I would also have to say I'm not especially thrilled about my life at the moment. I can't say I like working part time (especially in the capacity I'm working in) or living in a house where other alcoholic live (where I live because its about the only place I could find where I could take my pets) but I try not to make it a greek tragedy each day. I really work at daily finding things to be grateful for, not because I exactly want to but because my sponsor suggested it and I found after a while that this tool did indeed help me to move from being absolutely immobilized with rage and resentment to having some measure of joy.

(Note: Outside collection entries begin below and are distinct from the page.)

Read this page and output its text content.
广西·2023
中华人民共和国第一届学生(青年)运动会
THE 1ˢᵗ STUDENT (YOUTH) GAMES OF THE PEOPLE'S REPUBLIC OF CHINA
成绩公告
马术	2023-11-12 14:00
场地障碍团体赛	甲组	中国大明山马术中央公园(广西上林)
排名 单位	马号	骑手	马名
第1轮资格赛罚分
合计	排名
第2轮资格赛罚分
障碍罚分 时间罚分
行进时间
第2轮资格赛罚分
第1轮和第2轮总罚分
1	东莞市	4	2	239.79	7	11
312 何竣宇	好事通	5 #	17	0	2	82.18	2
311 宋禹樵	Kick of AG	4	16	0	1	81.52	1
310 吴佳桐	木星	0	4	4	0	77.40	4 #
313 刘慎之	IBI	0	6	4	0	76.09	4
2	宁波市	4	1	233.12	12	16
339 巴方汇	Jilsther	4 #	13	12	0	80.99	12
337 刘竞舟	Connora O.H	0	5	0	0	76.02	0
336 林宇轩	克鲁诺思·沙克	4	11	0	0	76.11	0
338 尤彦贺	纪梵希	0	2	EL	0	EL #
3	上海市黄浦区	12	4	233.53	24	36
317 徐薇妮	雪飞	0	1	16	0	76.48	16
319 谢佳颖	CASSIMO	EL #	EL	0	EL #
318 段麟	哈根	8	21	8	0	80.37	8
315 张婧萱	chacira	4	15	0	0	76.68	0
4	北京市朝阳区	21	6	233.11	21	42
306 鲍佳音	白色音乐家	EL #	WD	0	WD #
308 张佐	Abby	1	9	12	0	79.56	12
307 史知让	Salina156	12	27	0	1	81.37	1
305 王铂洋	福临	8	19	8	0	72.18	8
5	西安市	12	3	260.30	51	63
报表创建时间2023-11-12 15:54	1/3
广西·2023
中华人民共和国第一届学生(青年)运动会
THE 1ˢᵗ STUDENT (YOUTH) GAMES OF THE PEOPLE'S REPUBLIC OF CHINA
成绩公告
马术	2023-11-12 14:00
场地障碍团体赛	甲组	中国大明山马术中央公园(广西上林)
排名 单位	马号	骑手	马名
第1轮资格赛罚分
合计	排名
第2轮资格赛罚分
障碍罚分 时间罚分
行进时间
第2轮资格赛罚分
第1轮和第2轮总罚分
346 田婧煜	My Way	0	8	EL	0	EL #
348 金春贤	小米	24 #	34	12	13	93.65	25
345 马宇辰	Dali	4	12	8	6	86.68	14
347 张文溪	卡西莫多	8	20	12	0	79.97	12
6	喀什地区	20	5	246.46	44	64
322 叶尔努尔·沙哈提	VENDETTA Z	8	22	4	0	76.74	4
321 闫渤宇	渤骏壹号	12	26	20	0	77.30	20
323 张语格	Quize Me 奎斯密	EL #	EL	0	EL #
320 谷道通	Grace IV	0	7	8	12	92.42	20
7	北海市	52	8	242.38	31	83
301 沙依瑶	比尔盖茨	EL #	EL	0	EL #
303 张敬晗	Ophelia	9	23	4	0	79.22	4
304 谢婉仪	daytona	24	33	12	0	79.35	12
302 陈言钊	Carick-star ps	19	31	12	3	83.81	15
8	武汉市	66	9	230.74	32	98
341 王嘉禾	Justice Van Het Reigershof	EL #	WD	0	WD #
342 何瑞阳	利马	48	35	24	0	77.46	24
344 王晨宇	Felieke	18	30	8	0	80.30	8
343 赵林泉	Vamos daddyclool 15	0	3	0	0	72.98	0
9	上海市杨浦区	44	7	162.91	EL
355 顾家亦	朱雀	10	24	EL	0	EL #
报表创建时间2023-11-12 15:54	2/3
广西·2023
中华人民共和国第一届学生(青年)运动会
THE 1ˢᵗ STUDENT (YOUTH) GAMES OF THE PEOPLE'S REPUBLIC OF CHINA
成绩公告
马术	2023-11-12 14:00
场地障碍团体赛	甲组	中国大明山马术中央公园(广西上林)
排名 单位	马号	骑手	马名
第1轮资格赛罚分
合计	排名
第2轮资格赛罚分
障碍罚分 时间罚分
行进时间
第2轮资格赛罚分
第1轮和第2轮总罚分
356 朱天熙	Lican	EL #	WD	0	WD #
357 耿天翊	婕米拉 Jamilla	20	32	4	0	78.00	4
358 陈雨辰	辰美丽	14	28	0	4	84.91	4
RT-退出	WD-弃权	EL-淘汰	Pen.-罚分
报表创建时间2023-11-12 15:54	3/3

There were many many months were I was absolutely paralyzed with rage, despair and immobiity about my situation. There is no question this room helped me immeasurably to move through that. I went to meetings here, I worked on my issues here and I found immense acceptance, care, love understanding and tools that have helped me in ways I could not imagine. I also found a home where I could be honest about how very difficult my life has been and continues to be.
There is also no question that the guidance and help I receive from people in this program have markedly affected my quality of life and ability to cope with many issues I would really rather not face day in and day out. I do not have a happy ending that I left the alcoholic and my life changed overnight. I knew leaving him would be a great great challenge. This room helped me to face down those challenges.
great share Maresie; I am also a fan of yours, like Debilyn (I am a fan of Debilyn, too) and have been gifted with the experience of watching you grow here on MIP. I think you embody great dignity and honesty and I have learned a lot from you. Thanks again, hugs, J.
Thanks debilyn for asking Maresie to tell her story. I hadn't heard all of it and it truely is an awe inspiring journey that she has made. I have followed your posts too, Maresie, on this board and find you to be an incredible tower of strength, under opposing odds. Keep up the good work and keep working your program and you'll get to where you are going!
Yeah, I don't think that we talk about, enough, what it's like now. iremember when you were going through all that. You were such a brave person, and you were doing such amazing thing. It was such a big deal for you. I was/am so proud of you. I know that you're not where you wanna be; I understand that. But I hope that by telling your story you can remind yourself how far you've come.
One thing I get from reading your posts is a dose of honesty based on reality. I like that. And I am reminded that I need to be sure to live in reality as well, despite my apparent giftedness at pretending things are what they are not.
I like that you don't seem to sugar coat things. Openly admitting that leaving (or staying) with the A isn't a "quick fix", and furthermore can be a strenuous struggle.
You bring great insight, experience, strength and hope to this board.
I always gain a great deal from your shares. You have an inner strength and determination that is inspiring to me. Your honesty about your situation is a lesson in reality and acceptance, two things I'm working on.
I am grateful to you Maresie and to all that share their es&h, and take time to demonstrate their working of the program, often you may not realise just how beneficial it is to others here. Your service work is very much appreciated.
maresie wrote:I do not have a happy ending that I left the alcoholic and my life changed overnight.
Ah - but you have a happy BEGINNING in that you have been able to string together baby steps like a beautiful chain of dewdrops on early morning grass - and look how far you've come.
I always learn something from your shares and this one is no different. Thank you for sharing with us. Hang in there and keep working the program, as you have been. You are doing well.